Since we got a head start with the COVID-19 over here in China, some friends have asked me for advice in navigating this time. Take only what’s helpful for you!

  1. Stay at home. Yes, I totally understand the urge to resist this, but the sooner you can accept it and stay home, the better it will be for everyone, including you.
  2. Assume that you could be the carrier. I haven’t been too worried about contracting the virus myself, but I became much more careful when I started thinking how I could potentially spread it to others.
  3. Don’t bring germs into your house. Wash your hands as soon as you come home. In Asia, we take off our shoes at the door, and this might be a good practice for everyone right now. Consider changing your outer clothes or showering if you’ve been out in a public place. Don’t forget to clean your phone and your keys!

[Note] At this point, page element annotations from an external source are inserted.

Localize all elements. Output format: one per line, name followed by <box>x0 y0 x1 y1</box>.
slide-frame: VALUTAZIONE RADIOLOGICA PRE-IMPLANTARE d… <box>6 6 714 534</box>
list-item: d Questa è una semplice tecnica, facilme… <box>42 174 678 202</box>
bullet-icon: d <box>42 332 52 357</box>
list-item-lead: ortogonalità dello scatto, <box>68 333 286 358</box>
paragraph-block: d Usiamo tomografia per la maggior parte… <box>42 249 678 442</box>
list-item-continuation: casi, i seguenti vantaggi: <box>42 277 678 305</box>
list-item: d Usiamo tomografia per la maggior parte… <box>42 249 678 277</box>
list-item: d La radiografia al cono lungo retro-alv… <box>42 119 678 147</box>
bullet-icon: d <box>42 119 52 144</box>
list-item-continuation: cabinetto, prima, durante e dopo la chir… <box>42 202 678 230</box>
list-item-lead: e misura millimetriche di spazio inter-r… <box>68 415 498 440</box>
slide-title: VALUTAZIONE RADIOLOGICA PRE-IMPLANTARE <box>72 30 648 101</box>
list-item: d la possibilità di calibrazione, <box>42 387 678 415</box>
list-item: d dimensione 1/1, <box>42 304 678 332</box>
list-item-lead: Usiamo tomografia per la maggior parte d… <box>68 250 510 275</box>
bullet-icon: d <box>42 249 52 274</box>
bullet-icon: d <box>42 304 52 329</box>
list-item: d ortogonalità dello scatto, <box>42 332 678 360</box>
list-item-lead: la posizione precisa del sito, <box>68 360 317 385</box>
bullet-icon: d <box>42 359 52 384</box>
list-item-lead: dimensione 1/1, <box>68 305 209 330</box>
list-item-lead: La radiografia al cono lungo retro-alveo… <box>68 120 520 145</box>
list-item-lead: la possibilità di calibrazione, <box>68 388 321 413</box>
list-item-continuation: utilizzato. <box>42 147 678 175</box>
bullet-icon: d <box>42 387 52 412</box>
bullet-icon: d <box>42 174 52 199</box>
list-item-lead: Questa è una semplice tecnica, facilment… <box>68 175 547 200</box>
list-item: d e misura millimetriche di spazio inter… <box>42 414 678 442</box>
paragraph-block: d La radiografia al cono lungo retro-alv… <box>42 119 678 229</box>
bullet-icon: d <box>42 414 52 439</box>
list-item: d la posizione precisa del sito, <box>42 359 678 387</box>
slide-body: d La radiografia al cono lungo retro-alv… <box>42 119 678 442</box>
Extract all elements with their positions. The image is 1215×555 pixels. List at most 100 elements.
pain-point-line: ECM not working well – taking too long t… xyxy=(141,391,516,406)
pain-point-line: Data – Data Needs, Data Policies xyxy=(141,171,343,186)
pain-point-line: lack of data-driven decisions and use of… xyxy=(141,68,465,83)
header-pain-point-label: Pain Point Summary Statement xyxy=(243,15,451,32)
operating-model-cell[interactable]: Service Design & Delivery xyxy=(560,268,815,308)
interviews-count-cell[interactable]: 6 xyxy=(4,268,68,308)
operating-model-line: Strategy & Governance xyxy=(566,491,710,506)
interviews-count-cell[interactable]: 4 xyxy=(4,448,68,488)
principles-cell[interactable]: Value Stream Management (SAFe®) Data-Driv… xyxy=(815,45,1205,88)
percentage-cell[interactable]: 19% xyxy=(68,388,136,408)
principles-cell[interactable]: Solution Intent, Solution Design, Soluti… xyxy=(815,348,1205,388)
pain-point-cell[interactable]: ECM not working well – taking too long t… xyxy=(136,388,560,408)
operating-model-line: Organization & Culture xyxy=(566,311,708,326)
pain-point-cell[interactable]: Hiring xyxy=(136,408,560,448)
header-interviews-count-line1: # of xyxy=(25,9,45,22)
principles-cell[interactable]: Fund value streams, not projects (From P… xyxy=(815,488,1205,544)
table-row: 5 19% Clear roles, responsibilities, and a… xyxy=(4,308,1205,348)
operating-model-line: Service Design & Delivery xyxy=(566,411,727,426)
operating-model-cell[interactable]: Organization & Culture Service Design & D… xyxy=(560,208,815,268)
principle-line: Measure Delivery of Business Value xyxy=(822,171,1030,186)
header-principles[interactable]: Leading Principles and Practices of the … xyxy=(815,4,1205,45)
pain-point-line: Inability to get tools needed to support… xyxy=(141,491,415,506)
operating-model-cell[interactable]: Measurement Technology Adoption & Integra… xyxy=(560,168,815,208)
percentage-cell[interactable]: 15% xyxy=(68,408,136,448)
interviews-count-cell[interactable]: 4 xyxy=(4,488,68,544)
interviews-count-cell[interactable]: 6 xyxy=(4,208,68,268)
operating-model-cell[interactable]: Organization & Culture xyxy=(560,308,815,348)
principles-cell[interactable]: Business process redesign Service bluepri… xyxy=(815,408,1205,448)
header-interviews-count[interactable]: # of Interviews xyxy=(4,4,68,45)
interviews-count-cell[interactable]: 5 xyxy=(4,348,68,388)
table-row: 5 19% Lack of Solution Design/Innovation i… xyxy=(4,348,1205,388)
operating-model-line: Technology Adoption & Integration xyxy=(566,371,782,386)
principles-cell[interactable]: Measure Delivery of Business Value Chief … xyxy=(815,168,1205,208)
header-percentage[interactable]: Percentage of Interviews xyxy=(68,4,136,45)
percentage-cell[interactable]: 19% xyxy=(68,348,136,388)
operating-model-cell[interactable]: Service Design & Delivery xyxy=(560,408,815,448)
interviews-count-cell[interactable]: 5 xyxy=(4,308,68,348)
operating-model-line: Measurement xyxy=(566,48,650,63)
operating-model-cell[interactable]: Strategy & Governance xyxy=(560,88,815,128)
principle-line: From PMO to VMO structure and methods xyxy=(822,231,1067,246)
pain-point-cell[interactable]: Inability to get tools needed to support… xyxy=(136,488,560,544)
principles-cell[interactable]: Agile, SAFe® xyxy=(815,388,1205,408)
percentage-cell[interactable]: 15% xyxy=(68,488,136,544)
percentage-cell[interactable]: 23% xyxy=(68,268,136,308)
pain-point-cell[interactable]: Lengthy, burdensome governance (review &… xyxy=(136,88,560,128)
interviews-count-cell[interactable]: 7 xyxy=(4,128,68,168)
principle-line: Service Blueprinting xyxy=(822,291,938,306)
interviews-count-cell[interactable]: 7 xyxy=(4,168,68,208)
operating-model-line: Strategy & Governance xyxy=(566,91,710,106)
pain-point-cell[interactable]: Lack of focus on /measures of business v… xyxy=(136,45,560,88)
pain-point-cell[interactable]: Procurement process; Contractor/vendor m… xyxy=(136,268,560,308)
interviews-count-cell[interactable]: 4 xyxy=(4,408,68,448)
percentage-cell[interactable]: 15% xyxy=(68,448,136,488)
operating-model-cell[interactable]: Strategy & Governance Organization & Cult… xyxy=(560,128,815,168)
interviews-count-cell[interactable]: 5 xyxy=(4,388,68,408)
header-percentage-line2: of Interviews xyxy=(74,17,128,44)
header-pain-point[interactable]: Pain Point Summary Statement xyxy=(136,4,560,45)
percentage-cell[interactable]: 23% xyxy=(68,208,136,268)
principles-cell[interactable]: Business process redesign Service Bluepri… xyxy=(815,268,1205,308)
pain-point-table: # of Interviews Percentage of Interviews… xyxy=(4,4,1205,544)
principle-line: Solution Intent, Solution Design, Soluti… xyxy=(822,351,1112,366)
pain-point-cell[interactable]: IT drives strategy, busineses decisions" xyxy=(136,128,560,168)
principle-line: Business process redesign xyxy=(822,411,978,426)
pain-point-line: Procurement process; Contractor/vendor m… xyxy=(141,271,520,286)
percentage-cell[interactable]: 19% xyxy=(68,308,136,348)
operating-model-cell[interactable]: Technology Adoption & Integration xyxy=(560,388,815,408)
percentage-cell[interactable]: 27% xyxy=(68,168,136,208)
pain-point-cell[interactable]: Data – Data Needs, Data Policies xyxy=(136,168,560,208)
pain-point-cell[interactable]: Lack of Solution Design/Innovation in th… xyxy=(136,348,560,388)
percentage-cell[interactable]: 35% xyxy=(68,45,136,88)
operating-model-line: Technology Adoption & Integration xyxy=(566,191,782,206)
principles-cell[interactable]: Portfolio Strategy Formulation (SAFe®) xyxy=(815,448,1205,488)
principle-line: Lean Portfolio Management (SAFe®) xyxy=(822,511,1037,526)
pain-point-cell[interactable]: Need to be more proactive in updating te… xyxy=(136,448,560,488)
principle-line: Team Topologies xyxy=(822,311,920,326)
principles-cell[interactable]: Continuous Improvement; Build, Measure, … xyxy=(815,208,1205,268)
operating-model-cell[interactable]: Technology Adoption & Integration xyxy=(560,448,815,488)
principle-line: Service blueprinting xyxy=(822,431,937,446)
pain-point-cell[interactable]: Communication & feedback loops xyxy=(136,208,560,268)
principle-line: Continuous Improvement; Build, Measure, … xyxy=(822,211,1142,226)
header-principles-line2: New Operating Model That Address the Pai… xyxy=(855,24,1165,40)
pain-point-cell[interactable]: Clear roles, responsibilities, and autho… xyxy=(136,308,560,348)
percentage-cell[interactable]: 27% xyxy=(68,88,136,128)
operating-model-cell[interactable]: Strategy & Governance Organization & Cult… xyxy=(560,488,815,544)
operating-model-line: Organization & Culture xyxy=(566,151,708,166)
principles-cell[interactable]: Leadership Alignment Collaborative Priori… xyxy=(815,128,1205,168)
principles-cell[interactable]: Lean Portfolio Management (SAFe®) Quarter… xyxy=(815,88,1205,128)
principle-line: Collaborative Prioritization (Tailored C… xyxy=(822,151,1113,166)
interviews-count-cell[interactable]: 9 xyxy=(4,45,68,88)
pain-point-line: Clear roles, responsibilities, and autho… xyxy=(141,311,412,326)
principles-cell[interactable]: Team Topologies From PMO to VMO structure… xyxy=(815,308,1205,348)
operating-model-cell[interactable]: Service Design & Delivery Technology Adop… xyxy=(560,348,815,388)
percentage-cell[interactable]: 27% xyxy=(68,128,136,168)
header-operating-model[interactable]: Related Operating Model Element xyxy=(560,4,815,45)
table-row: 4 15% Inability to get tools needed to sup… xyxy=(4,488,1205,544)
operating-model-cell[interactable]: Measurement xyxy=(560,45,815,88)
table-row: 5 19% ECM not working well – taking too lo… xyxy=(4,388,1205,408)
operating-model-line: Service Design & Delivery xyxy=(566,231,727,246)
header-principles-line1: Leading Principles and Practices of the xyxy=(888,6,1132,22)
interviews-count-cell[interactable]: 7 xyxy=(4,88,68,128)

  4. Focus on what you can control (yourself). There are too many things that are outside of your control right now. Instead, find ways you can boost your immune system and/or prevent your exposure. For many Asians, that means wearing face masks and opening the windows. I personally use essential oils to support to our immune systems and buy fruit for my family like a mad woman. Whatever strategies can strengthen you, whether it’s making grandma’s chicken soup or deep cleaning your house, I say go for it!
  5. Take care of your own physical, emotional, and spiritual health. The stronger you are, the better you can survive and even thrive during this time. Get enough sleep, eat well, exercise daily. Pray like crazy. Turn off the news. Watch something funny. Call a friend. Do a conference call with a group of friends. Listen to a podcast. Read a book. Get e-therapy. Learn something new. Go for a walk or a drive. If you have a balcony or a yard, sit outside in the fresh air and sun.
  6. If you have faith, put it into action. Trust in God. Meditate on His promises. Listen to worship music. God is greater than our circumstances, and He provides for us even in times of uncertainty. Be a light during this dark time. Don’t give in to fear or settle for mere self-preservation; your neighbor needs the hope and the love that you give, albeit in creative ways. Look out for those who are isolated, struggling, or vulnerable to domestic violence.
  7. Be generous. Give a gift card to someone who is not able to work during this time. Support your church even though the services have been cancelled. Pay your employees. Order take-out. Support small businesses. Donate blood. Give a phone call to someone who is vulnerable. Send a card to someone in a nursing home. Offer to shop for someone else. Donate to a food bank. Sew cloth masks. There are endless possibilities to sow seeds of generosity during this time. [From my friend Ruth and used with permission.]